Are you re­ject­ing Pas­cal’s mug­ging be­cause of the prospect of rely­ing on un­cer­tain mod­els that you do not ex­pect to con­firm?

My in­tu­ition is that in a one-shot prob­lem, gam­bling ev­ery­thing on an ex­tremely low prob­a­bil­ity event is a bad idea, even when the re­ward from that low prob­a­bil­ity event is very high, be­cause you are effec­tively cer­tain to lose. This is the ba­sis for me not pay­ing up in Pas­cal’s Mug­ging and in the cas­ino prob­lem in the post.

I’m try­ing to keep my rea­son­ing sim­ple, so in my ex­am­ples I always as­sume that there are no in­fini­ties, no un­known un­knowns, ev­ery out­come of ev­ery choice is statis­ti­cally in­de­pen­dent, and all the as­signed prob­a­bil­ities are statis­ti­cally cor­rect (if there is a 16 chance of an out­come and you get to re­peat the prob­lem, you will get that out­come on av­er­age 16 of the time).

Is all your in­tu­ition cap­tured by max­i­miz­ing util­ity over all but the ex­treme billionth of the dis­tri­bu­tion?

Hon­estly, I have no idea how to solve the prob­lem.

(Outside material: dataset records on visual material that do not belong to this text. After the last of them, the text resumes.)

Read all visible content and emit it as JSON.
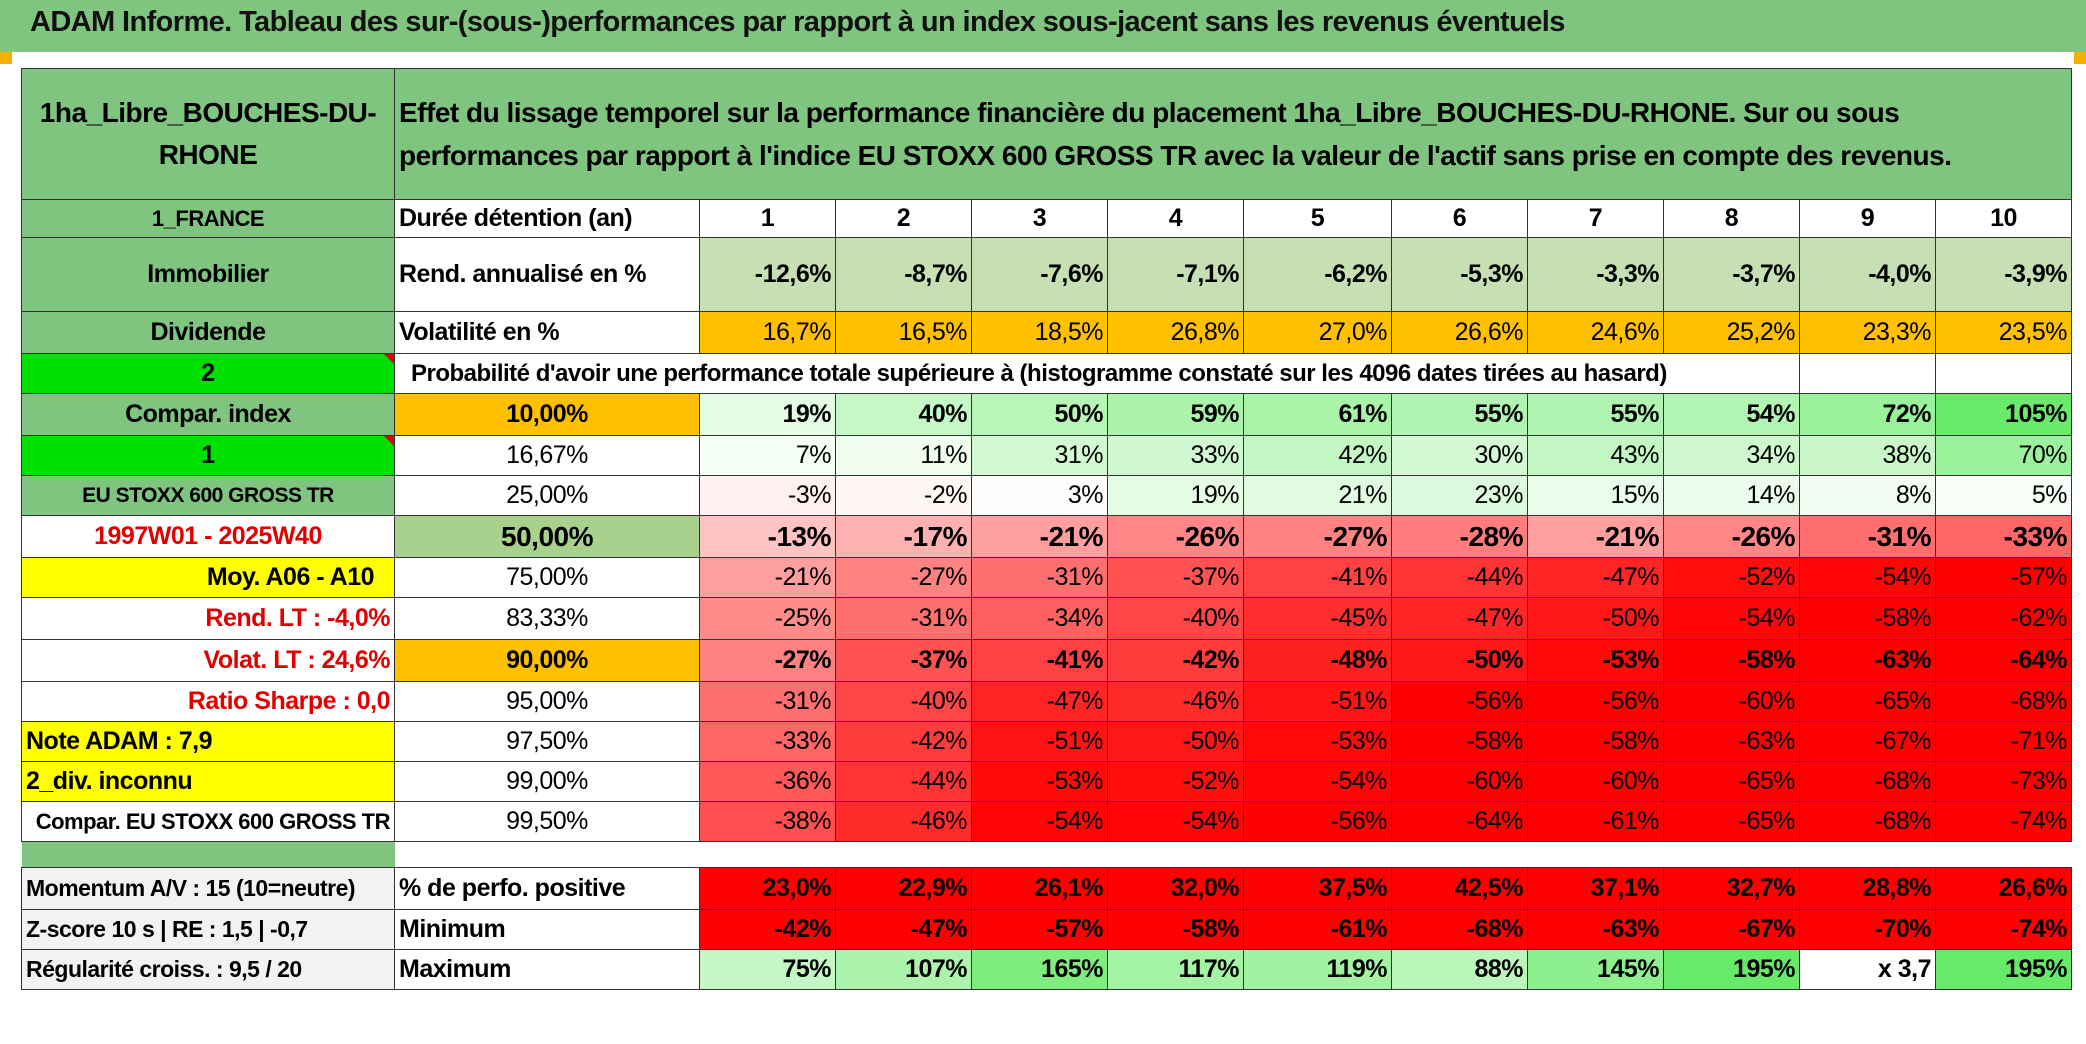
{
  "header": {
    "title": "ADAM Informe. Tableau des sur-(sous-)performances par rapport à un index sous-jacent sans les revenus éventuels"
  },
  "asset": {
    "name": "1ha_Libre_BOUCHES-DU-RHONE",
    "description": "Effet du lissage temporel sur la performance financière du placement 1ha_Libre_BOUCHES-DU-RHONE. Sur ou sous performances par rapport à l'indice EU STOXX 600 GROSS TR avec la valeur de l'actif sans prise en compte des revenus.",
    "country": "1_FRANCE",
    "category": "Immobilier",
    "type": "Dividende",
    "param1": "2",
    "compar_label": "Compar. index",
    "param2": "1",
    "index_name": "EU STOXX 600 GROSS TR",
    "period": "1997W01 - 2025W40",
    "avg_label": "Moy. A06 - A10",
    "rend_lt": "Rend. LT :    -4,0%",
    "volat_lt": "Volat. LT :   24,6%",
    "sharpe": "Ratio Sharpe :    0,0",
    "note_adam": "Note ADAM : 7,9",
    "div": "2_div. inconnu",
    "compar_full": "Compar. EU STOXX 600 GROSS TR"
  },
  "holding": {
    "label": "Durée détention (an)",
    "years": [
      "1",
      "2",
      "3",
      "4",
      "5",
      "6",
      "7",
      "8",
      "9",
      "10"
    ]
  },
  "rend": {
    "label": "Rend. annualisé en %",
    "values": [
      "-12,6%",
      "-8,7%",
      "-7,6%",
      "-7,1%",
      "-6,2%",
      "-5,3%",
      "-3,3%",
      "-3,7%",
      "-4,0%",
      "-3,9%"
    ]
  },
  "volat": {
    "label": "Volatilité en %",
    "values": [
      "16,7%",
      "16,5%",
      "18,5%",
      "26,8%",
      "27,0%",
      "26,6%",
      "24,6%",
      "25,2%",
      "23,3%",
      "23,5%"
    ]
  },
  "proba_title": "Probabilité d'avoir une performance totale supérieure à (histogramme constaté sur les 4096 dates tirées au hasard)",
  "quantiles": [
    {
      "p": "10,00%",
      "values": [
        "19%",
        "40%",
        "50%",
        "59%",
        "61%",
        "55%",
        "55%",
        "54%",
        "72%",
        "105%"
      ]
    },
    {
      "p": "16,67%",
      "values": [
        "7%",
        "11%",
        "31%",
        "33%",
        "42%",
        "30%",
        "43%",
        "34%",
        "38%",
        "70%"
      ]
    },
    {
      "p": "25,00%",
      "values": [
        "-3%",
        "-2%",
        "3%",
        "19%",
        "21%",
        "23%",
        "15%",
        "14%",
        "8%",
        "5%"
      ]
    },
    {
      "p": "50,00%",
      "values": [
        "-13%",
        "-17%",
        "-21%",
        "-26%",
        "-27%",
        "-28%",
        "-21%",
        "-26%",
        "-31%",
        "-33%"
      ]
    },
    {
      "p": "75,00%",
      "values": [
        "-21%",
        "-27%",
        "-31%",
        "-37%",
        "-41%",
        "-44%",
        "-47%",
        "-52%",
        "-54%",
        "-57%"
      ]
    },
    {
      "p": "83,33%",
      "values": [
        "-25%",
        "-31%",
        "-34%",
        "-40%",
        "-45%",
        "-47%",
        "-50%",
        "-54%",
        "-58%",
        "-62%"
      ]
    },
    {
      "p": "90,00%",
      "values": [
        "-27%",
        "-37%",
        "-41%",
        "-42%",
        "-48%",
        "-50%",
        "-53%",
        "-58%",
        "-63%",
        "-64%"
      ]
    },
    {
      "p": "95,00%",
      "values": [
        "-31%",
        "-40%",
        "-47%",
        "-46%",
        "-51%",
        "-56%",
        "-56%",
        "-60%",
        "-65%",
        "-68%"
      ]
    },
    {
      "p": "97,50%",
      "values": [
        "-33%",
        "-42%",
        "-51%",
        "-50%",
        "-53%",
        "-58%",
        "-58%",
        "-63%",
        "-67%",
        "-71%"
      ]
    },
    {
      "p": "99,00%",
      "values": [
        "-36%",
        "-44%",
        "-53%",
        "-52%",
        "-54%",
        "-60%",
        "-60%",
        "-65%",
        "-68%",
        "-73%"
      ]
    },
    {
      "p": "99,50%",
      "values": [
        "-38%",
        "-46%",
        "-54%",
        "-54%",
        "-56%",
        "-64%",
        "-61%",
        "-65%",
        "-68%",
        "-74%"
      ]
    }
  ],
  "summary": [
    {
      "left": "Momentum A/V : 15 (10=neutre)",
      "label": "% de perfo. positive",
      "values": [
        "23,0%",
        "22,9%",
        "26,1%",
        "32,0%",
        "37,5%",
        "42,5%",
        "37,1%",
        "32,7%",
        "28,8%",
        "26,6%"
      ]
    },
    {
      "left": "Z-score 10 s | RE : 1,5 | -0,7",
      "label": "Minimum",
      "values": [
        "-42%",
        "-47%",
        "-57%",
        "-58%",
        "-61%",
        "-68%",
        "-63%",
        "-67%",
        "-70%",
        "-74%"
      ]
    },
    {
      "left": "Régularité croiss. : 9,5 / 20",
      "label": "Maximum",
      "values": [
        "75%",
        "107%",
        "165%",
        "117%",
        "119%",
        "88%",
        "145%",
        "195%",
        "x 3,7",
        "195%"
      ]
    }
  ]
}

My in­tu­ition is hope­lessly mud­dled on this, and ev­ery idea I’ve been able to come up with seems flawed, in­clud­ing the one you’ve just asked about.

Here’s a one-shot prob­lem for your in­tu­ition to an­swer: You get to de­sign the prob­a­bil­ity dis­tri­bu­tion to draw the num­ber of pa­per­clips from, ex­cept that its ex­pec­ta­tion must be at most its nega­tive kol­go­morov com­plex­ity. What dis­tri­bu­tion makes for a good choice?

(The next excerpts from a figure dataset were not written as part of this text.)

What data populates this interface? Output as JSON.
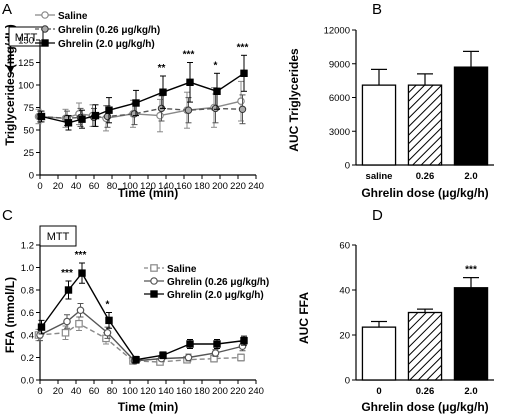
{
  "chart_data": [
    {
      "panel": "A",
      "type": "line",
      "ylabel": "Triglycerides (mg/dL)",
      "xlabel": "Time (min)",
      "xlim": [
        0,
        240
      ],
      "ylim": [
        0,
        150
      ],
      "xticks": [
        0,
        20,
        40,
        60,
        80,
        100,
        120,
        140,
        160,
        180,
        200,
        220,
        240
      ],
      "yticks": [
        0,
        25,
        50,
        75,
        100,
        125,
        150
      ],
      "annotation": "MTT",
      "legend_position": "top-left",
      "series": [
        {
          "name": "Saline",
          "marker": "circle-open",
          "line": "solid",
          "color": "#888888",
          "x": [
            0,
            30,
            45,
            60,
            75,
            105,
            135,
            165,
            195,
            225
          ],
          "y": [
            65,
            63,
            68,
            66,
            63,
            68,
            66,
            72,
            75,
            82
          ],
          "err": [
            8,
            10,
            12,
            12,
            14,
            15,
            18,
            20,
            22,
            22
          ]
        },
        {
          "name": "Ghrelin (0.26 μg/kg/h)",
          "marker": "circle-gray",
          "line": "dashed",
          "color": "#555555",
          "x": [
            0,
            30,
            45,
            60,
            75,
            105,
            135,
            165,
            195,
            225
          ],
          "y": [
            65,
            63,
            64,
            64,
            65,
            68,
            74,
            72,
            74,
            73
          ],
          "err": [
            6,
            8,
            10,
            10,
            12,
            12,
            14,
            14,
            16,
            16
          ]
        },
        {
          "name": "Ghrelin (2.0 μg/kg/h)",
          "marker": "square",
          "line": "solid",
          "color": "#000000",
          "x": [
            0,
            30,
            45,
            60,
            75,
            105,
            135,
            165,
            195,
            225
          ],
          "y": [
            65,
            58,
            62,
            66,
            72,
            80,
            92,
            103,
            93,
            113
          ],
          "err": [
            6,
            8,
            10,
            12,
            14,
            14,
            18,
            22,
            20,
            20
          ]
        }
      ],
      "significance": [
        {
          "x": 135,
          "label": "**"
        },
        {
          "x": 165,
          "label": "***"
        },
        {
          "x": 195,
          "label": "*"
        },
        {
          "x": 225,
          "label": "***"
        }
      ]
    },
    {
      "panel": "B",
      "type": "bar",
      "ylabel": "AUC Triglycerides",
      "xlabel": "Ghrelin dose (μg/kg/h)",
      "ylim": [
        0,
        12000
      ],
      "yticks": [
        0,
        3000,
        6000,
        9000,
        12000
      ],
      "categories": [
        "saline",
        "0.26",
        "2.0"
      ],
      "values": [
        7100,
        7100,
        8700
      ],
      "err": [
        1400,
        1000,
        1400
      ],
      "fills": [
        "white",
        "hatched",
        "black"
      ]
    },
    {
      "panel": "C",
      "type": "line",
      "ylabel": "FFA (mmol/L)",
      "xlabel": "Time (min)",
      "xlim": [
        0,
        240
      ],
      "ylim": [
        0.0,
        1.2
      ],
      "xticks": [
        0,
        20,
        40,
        60,
        80,
        100,
        120,
        140,
        160,
        180,
        200,
        220,
        240
      ],
      "yticks": [
        0.0,
        0.2,
        0.4,
        0.6,
        0.8,
        1.0,
        1.2
      ],
      "annotation": "MTT",
      "legend_position": "right",
      "series": [
        {
          "name": "Saline",
          "marker": "square-open",
          "line": "dashed",
          "color": "#888888",
          "x": [
            0,
            30,
            45,
            75,
            105,
            135,
            165,
            195,
            225
          ],
          "y": [
            0.4,
            0.42,
            0.5,
            0.37,
            0.17,
            0.16,
            0.18,
            0.19,
            0.2
          ],
          "err": [
            0.05,
            0.06,
            0.06,
            0.05,
            0.02,
            0.02,
            0.02,
            0.03,
            0.03
          ]
        },
        {
          "name": "Ghrelin (0.26 μg/kg/h)",
          "marker": "circle-open",
          "line": "solid",
          "color": "#555555",
          "x": [
            0,
            30,
            45,
            75,
            105,
            135,
            165,
            195,
            225
          ],
          "y": [
            0.4,
            0.52,
            0.62,
            0.42,
            0.17,
            0.19,
            0.2,
            0.24,
            0.3
          ],
          "err": [
            0.05,
            0.06,
            0.06,
            0.05,
            0.02,
            0.02,
            0.03,
            0.03,
            0.04
          ]
        },
        {
          "name": "Ghrelin (2.0 μg/kg/h)",
          "marker": "square",
          "line": "solid",
          "color": "#000000",
          "x": [
            0,
            30,
            45,
            75,
            105,
            135,
            165,
            195,
            225
          ],
          "y": [
            0.47,
            0.8,
            0.95,
            0.53,
            0.18,
            0.22,
            0.32,
            0.32,
            0.35
          ],
          "err": [
            0.06,
            0.08,
            0.09,
            0.07,
            0.03,
            0.03,
            0.04,
            0.04,
            0.04
          ]
        }
      ],
      "significance": [
        {
          "x": 30,
          "label": "***"
        },
        {
          "x": 45,
          "label": "***"
        },
        {
          "x": 75,
          "label": "*"
        }
      ]
    },
    {
      "panel": "D",
      "type": "bar",
      "ylabel": "AUC FFA",
      "xlabel": "Ghrelin dose (μg/kg/h)",
      "ylim": [
        0,
        60
      ],
      "yticks": [
        0,
        20,
        40,
        60
      ],
      "categories": [
        "0",
        "0.26",
        "2.0"
      ],
      "values": [
        23.5,
        30.0,
        41.0
      ],
      "err": [
        2.5,
        1.5,
        4.5
      ],
      "fills": [
        "white",
        "hatched",
        "black"
      ],
      "significance": [
        {
          "index": 2,
          "label": "***"
        }
      ]
    }
  ]
}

My first thought is 1/​googol­plex chance of los­ing 3^^^^3 pa­per­clips, and the rest of the prob­a­bil­ity giv­ing as many pa­per­clips as the kol­mogorov com­plex­ity con­straint al­lows. I could do bet­ter by in­creas­ing the prob­a­bil­ity of the loss, for ex­am­ple 1/​googol would be a bet­ter prob­a­bil­ity. How­ever, I have no idea where to draw the line, at what point it stops be­ing a good idea to in­crease the prob­a­bil­ity.

• In a mar­ket of bet­tors that draw the line of how much risk to take at differ­ent points, the early game will be dom­i­nated by the most risk-tak­ing folks and as the game grows older, the line that was cho­sen by the cur­rent win­ners moves. Per­haps your in­tu­ition is merely the product of evolu­tion play­ing this game for as long as it took for the line to reach its cur­rent point?